An anticipatory breach of contract is when a party demonstrates by doing or saying something (or failing to do something) that it will breach the contract. It’s also sometimes known as an anticipatory repudiation.
How can you be sure it’s an anticipatory breach?
There are different requirements for what constitutes an anticipatory breach based on what the party’s responsibilities are under the contract. However, one party to the contract can’t just make the assumption that the other party will breach it.
For example, say you’ve hired an architect to remodel a commercial building you’ve purchased. If that architect keeps postponing meetings with the contractors and others instrumental in the project, you can’t just claim anticipatory breach and initiate legal action.
However, what if the architect informs you that they’ve had no time to devote to the project because another project has run into problems or they’ve taken on a new project and can’t make time to work on yours for weeks or maybe months? That’s likely an anticipatory breach because it means they won’t be able to finish the remodel on time, which will be an actual breach of contract.
What are your responsibilities when you have an anticipatory breach?

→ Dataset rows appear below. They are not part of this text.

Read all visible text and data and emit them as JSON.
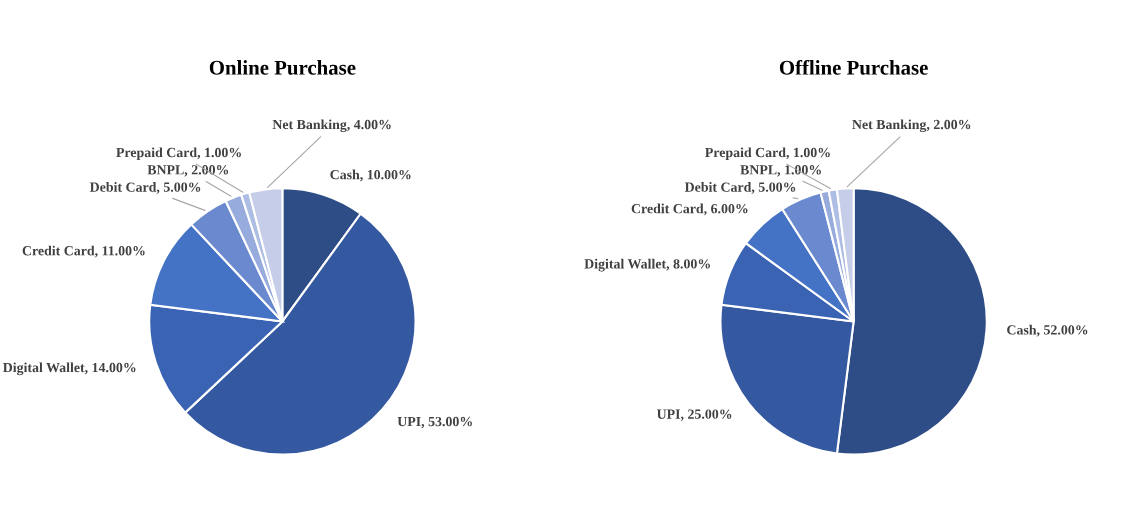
{
  "chart_data": [
    {
      "type": "pie",
      "title": "Online Purchase",
      "categories": [
        "Cash",
        "UPI",
        "Digital Wallet",
        "Credit Card",
        "Debit Card",
        "BNPL",
        "Prepaid Card",
        "Net Banking"
      ],
      "values": [
        10,
        53,
        14,
        11,
        5,
        2,
        1,
        4
      ],
      "value_labels": [
        "10.00%",
        "53.00%",
        "14.00%",
        "11.00%",
        "5.00%",
        "2.00%",
        "1.00%",
        "4.00%"
      ],
      "colors": [
        "#2e4c86",
        "#3459a0",
        "#3a63b4",
        "#4472c4",
        "#6a89cf",
        "#98abdd",
        "#aebde4",
        "#c5cde8"
      ]
    },
    {
      "type": "pie",
      "title": "Offline Purchase",
      "categories": [
        "Cash",
        "UPI",
        "Digital Wallet",
        "Credit Card",
        "Debit Card",
        "BNPL",
        "Prepaid Card",
        "Net Banking"
      ],
      "values": [
        52,
        25,
        8,
        6,
        5,
        1,
        1,
        2
      ],
      "value_labels": [
        "52.00%",
        "25.00%",
        "8.00%",
        "6.00%",
        "5.00%",
        "1.00%",
        "1.00%",
        "2.00%"
      ],
      "colors": [
        "#2e4c86",
        "#3459a0",
        "#3a63b4",
        "#4472c4",
        "#6a89cf",
        "#98abdd",
        "#aebde4",
        "#c5cde8"
      ]
    }
  ]
}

If you determine that you’re dealing with an anticipatory breach, you can start legal action. However, you also have a responsibility to take steps to lessen your damages. For example, if you’re paying the architect on a regular basis, you’d immediately stop paying them. You’d also seek another architect to step in and take over the project so you don’t lose any more time.
Of course, to have a solid legal case, the original contract must be sound and not open to interpretation. Otherwise, the other party can claim that they aren’t breaching it or it was not a valid contract in the first place.
If you believe you’re dealing with an anticipatory breach of contract, it’s wise to get legal guidance as soon as possible. This can help you determine whether you can indeed initiate legal action and what else you need to do to lessen the damage to your project and your business.